CRUSHING THE ROSE
by Mariane Holbrook
The story is told of a famous 19th century European conductor who was so convinced that his protégé,
a young woman in her twenties, could become a diva of great renown, that he spent an inordinate
amount of time helping to develop her talent. Every concert in which she starred produced a
standing room only crowd but still the conductor was not satisfied. Something was dreadfully lacking in
her performance.
She lacked passion.
In vain, he tried every way to ignite that fire within her but to no avail. He felt she had reached a plateau
above which she could never rise unless he could find a way to tap into those inner resources he was sure
were there.
One night after her performance, he devised a plan certain to make her one of the leading ladies in the
world of opera.
He would make her fall in love with him; then he would leave her. In her ensuing heartbreak and sorrow,
she was sure to bring to her future performances all the passion and pathos that had been heretofore lacking.
A courtship began, with the conductor showering her with affection, filling her home with expensive
gifts, escorting her to some of the most fashionable gathering places of Europe to meet his friends and to
help develop her self-confidence.
Increasingly, she found herself returning his attention and soon was deeply and permanently in love with
her conductor.
Then, acting as he’d planned, he suddenly withdrew his love, appearing cold and inattentive toward her.
And as he’d expected, her heart was shattered as she sank quickly into a morass of loneliness and despair.

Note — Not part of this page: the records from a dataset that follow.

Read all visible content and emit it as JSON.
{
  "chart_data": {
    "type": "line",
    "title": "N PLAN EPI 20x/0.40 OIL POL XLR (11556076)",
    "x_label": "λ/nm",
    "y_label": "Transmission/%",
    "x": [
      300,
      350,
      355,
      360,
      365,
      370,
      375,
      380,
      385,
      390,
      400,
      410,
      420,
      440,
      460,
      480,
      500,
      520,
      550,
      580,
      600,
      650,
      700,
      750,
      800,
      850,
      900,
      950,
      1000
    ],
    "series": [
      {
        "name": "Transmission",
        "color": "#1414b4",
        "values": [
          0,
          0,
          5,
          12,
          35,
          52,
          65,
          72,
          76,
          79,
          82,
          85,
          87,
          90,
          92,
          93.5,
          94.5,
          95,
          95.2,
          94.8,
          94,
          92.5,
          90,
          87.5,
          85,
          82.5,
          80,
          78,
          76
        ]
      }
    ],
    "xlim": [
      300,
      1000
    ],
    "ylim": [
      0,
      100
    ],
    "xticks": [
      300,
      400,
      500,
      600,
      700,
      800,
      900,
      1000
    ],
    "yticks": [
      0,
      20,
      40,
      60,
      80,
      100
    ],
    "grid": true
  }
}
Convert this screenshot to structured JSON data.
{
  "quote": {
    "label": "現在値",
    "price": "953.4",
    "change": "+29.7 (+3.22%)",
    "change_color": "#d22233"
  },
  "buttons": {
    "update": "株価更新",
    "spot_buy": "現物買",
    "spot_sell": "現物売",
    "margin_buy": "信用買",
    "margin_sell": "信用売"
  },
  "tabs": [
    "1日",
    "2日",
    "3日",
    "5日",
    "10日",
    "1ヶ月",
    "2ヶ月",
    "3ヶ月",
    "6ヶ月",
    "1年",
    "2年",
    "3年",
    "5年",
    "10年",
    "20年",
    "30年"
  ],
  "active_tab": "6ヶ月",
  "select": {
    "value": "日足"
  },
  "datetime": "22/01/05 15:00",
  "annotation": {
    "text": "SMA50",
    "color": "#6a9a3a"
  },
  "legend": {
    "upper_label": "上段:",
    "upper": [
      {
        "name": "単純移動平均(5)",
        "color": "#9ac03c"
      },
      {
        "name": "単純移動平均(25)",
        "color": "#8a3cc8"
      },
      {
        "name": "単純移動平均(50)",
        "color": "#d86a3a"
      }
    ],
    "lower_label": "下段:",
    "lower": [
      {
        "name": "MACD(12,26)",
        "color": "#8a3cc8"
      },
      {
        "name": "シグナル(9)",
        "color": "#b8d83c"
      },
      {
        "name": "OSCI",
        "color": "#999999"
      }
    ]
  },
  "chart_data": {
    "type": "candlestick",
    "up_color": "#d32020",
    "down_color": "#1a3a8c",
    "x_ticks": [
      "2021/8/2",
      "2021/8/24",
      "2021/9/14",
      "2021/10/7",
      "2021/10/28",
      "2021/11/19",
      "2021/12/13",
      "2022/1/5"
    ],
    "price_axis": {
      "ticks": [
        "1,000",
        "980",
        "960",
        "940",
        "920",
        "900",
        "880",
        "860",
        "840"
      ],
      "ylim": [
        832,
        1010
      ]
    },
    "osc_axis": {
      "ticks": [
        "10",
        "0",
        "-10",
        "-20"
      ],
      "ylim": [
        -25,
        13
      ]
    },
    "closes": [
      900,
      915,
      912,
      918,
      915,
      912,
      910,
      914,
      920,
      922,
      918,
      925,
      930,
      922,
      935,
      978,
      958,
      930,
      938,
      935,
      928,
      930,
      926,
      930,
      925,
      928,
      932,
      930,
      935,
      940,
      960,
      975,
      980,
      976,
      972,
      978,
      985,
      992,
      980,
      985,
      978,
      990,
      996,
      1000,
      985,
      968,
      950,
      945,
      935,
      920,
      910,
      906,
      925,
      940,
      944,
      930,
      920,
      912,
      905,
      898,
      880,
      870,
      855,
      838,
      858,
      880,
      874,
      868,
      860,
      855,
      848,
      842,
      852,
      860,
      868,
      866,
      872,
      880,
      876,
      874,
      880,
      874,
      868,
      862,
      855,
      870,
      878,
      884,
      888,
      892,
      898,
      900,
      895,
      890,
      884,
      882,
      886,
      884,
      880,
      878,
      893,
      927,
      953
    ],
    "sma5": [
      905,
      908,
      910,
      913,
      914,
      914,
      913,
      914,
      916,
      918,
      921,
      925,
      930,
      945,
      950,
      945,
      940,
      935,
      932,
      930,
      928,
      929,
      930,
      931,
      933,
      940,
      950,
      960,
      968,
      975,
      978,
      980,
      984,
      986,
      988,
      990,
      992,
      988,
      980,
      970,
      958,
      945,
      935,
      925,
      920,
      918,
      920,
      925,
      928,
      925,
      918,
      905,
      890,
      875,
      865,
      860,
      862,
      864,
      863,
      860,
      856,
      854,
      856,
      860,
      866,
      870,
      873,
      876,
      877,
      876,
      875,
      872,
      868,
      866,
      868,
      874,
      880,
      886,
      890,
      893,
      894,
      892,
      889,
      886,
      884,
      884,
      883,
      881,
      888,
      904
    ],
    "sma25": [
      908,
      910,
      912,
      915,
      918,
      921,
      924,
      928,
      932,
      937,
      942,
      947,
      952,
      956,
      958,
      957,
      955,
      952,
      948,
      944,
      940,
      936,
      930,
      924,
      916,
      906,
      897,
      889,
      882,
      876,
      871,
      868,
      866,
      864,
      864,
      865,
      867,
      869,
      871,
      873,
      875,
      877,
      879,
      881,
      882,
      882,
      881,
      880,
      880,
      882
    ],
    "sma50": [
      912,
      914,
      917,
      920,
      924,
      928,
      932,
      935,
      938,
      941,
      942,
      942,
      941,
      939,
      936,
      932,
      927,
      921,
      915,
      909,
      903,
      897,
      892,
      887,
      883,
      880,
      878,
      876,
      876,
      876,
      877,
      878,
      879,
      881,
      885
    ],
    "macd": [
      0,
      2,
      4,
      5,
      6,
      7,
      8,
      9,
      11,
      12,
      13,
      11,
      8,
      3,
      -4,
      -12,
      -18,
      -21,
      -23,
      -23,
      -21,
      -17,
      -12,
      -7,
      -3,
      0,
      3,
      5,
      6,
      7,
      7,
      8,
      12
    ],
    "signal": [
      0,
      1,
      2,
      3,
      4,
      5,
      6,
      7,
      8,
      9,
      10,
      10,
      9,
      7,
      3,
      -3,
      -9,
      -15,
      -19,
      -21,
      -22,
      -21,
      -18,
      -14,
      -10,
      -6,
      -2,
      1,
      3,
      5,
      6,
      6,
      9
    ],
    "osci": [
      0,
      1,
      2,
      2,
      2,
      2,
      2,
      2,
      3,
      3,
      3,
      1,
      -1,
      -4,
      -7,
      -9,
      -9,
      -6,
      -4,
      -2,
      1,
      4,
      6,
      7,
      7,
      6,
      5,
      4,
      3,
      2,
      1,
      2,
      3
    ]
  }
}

For weeks she lay across her bed, unable to keep her concert commitments, desperately wanting to die.
No doubt observers wondered how the conductor could resort to such treachery. Had he no
compassion?
One day, the conductor visited her at home to persuade her to perform with his orchestra one more time.

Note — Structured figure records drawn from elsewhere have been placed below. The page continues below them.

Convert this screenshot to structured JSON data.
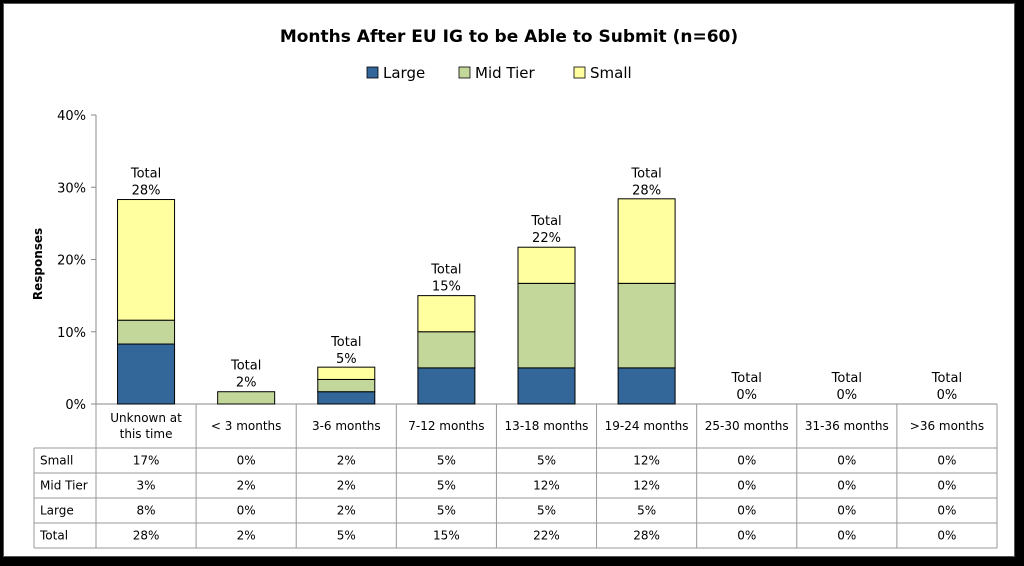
{
  "chart_data": {
    "type": "bar",
    "stacked": true,
    "title": "Months After EU IG to be Able to Submit (n=60)",
    "ylabel": "Responses",
    "ylim": [
      0,
      40
    ],
    "yticks": [
      "0%",
      "10%",
      "20%",
      "30%",
      "40%"
    ],
    "legend_position": "top",
    "categories": [
      "Unknown at this time",
      "< 3 months",
      "3-6 months",
      "7-12 months",
      "13-18 months",
      "19-24 months",
      "25-30 months",
      "31-36 months",
      ">36 months"
    ],
    "category_lines": [
      [
        "Unknown at",
        "this time"
      ],
      [
        "< 3 months"
      ],
      [
        "3-6 months"
      ],
      [
        "7-12 months"
      ],
      [
        "13-18 months"
      ],
      [
        "19-24 months"
      ],
      [
        "25-30 months"
      ],
      [
        "31-36 months"
      ],
      [
        ">36 months"
      ]
    ],
    "series": [
      {
        "name": "Large",
        "color": "#336699",
        "values": [
          8.3,
          0,
          1.7,
          5,
          5,
          5,
          0,
          0,
          0
        ]
      },
      {
        "name": "Mid Tier",
        "color": "#c4d79b",
        "values": [
          3.3,
          1.7,
          1.7,
          5,
          11.7,
          11.7,
          0,
          0,
          0
        ]
      },
      {
        "name": "Small",
        "color": "#ffffa0",
        "values": [
          16.7,
          0,
          1.7,
          5,
          5,
          11.7,
          0,
          0,
          0
        ]
      }
    ],
    "totals": {
      "label": "Total",
      "values": [
        28.3,
        1.7,
        5,
        15,
        21.7,
        28.3,
        0,
        0,
        0
      ],
      "display": [
        "28%",
        "2%",
        "5%",
        "15%",
        "22%",
        "28%",
        "0%",
        "0%",
        "0%"
      ]
    },
    "table": {
      "rows": [
        {
          "label": "Small",
          "cells": [
            "17%",
            "0%",
            "2%",
            "5%",
            "5%",
            "12%",
            "0%",
            "0%",
            "0%"
          ]
        },
        {
          "label": "Mid Tier",
          "cells": [
            "3%",
            "2%",
            "2%",
            "5%",
            "12%",
            "12%",
            "0%",
            "0%",
            "0%"
          ]
        },
        {
          "label": "Large",
          "cells": [
            "8%",
            "0%",
            "2%",
            "5%",
            "5%",
            "5%",
            "0%",
            "0%",
            "0%"
          ]
        },
        {
          "label": "Total",
          "cells": [
            "28%",
            "2%",
            "5%",
            "15%",
            "22%",
            "28%",
            "0%",
            "0%",
            "0%"
          ]
        }
      ]
    }
  }
}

He chose an arrangement so demanding and full of passion that it would either destroy her career or
declare her instantly famous.
Drawing honestly from the innermost reaches of her broken and battered heart, she gave the best
performance of her life. The excited audience could not believe the transformation! She had experienced
first-hand every measure of sorrow and grief that the music score demanded and the music world reeled with
excitement in their reviews. She went on to become one of the most brilliant coloratura sopranos of her time.
In the same way that this soprano had to be broken and crushed to reach her full potential, church history
is full of instances in which God had to first crush the rose in order to produce the sweet fragrance that He
so desired and could best use.
Fanny Crosby, sightless but deeply spiritual, went on to become one of the most famous hymn writers of all time.

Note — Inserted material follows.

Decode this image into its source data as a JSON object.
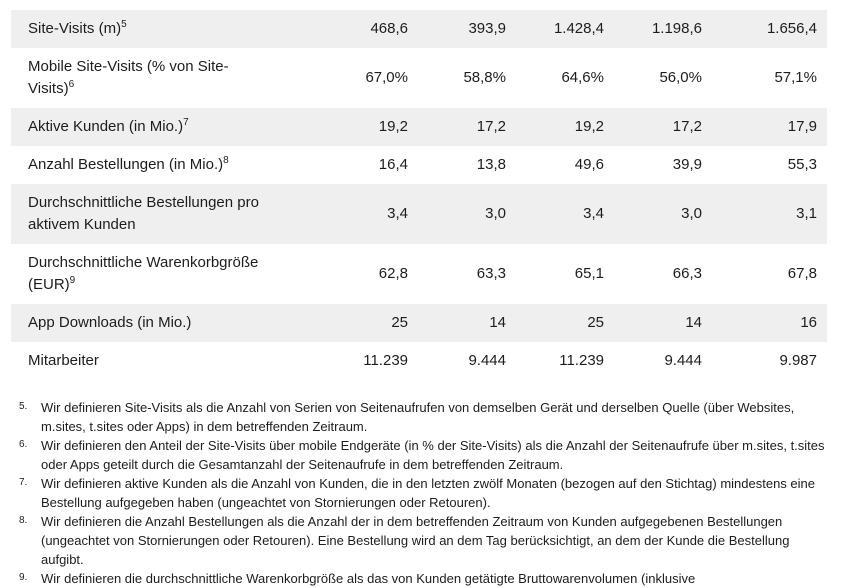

Over 9,000 hymns carry her distinctive signature. Never bitter about her condition, she spent 35 years as a
student and teacher at a school for the blind and was so well regarded that she played at President Grant’s
funeral.
No doubt observers of her time wondered how God could commit such an arbitrary and capricious act as to
render her sightless just six weeks after her birth.
It would be difficult to imagine hymnology today without Fanny Crosby’s very significant contribution. God in
His sovereignty chose to make her sightless so she could write through His eyes, without the distractions of
every day life that dilute or distort His message. Her blindness was not an accident; it was divinely ordained.
Only through the crushed rose is the awesome fragrance possible.
Renowned Christian mystic A.W. Tozer once wrote, “To the child of God, there is no such thing as an accident;
he travels an appointed way. The path he treads was chosen for him when he was not, when as yet he had
existence only in the mind of God. The man of true faith may live in
absolute assurance that his steps are ordered by the Lord. For him misfortune is outside the bounds of possibility. He cannot be torn from this earth
one hour ahead of the time God has appointed, and he cannot be detained on earth one moment after God is
done with him here. He is not a waif of the wide world, a foundling of time and space, but a saint of the Lord
and the darling of His particular care.”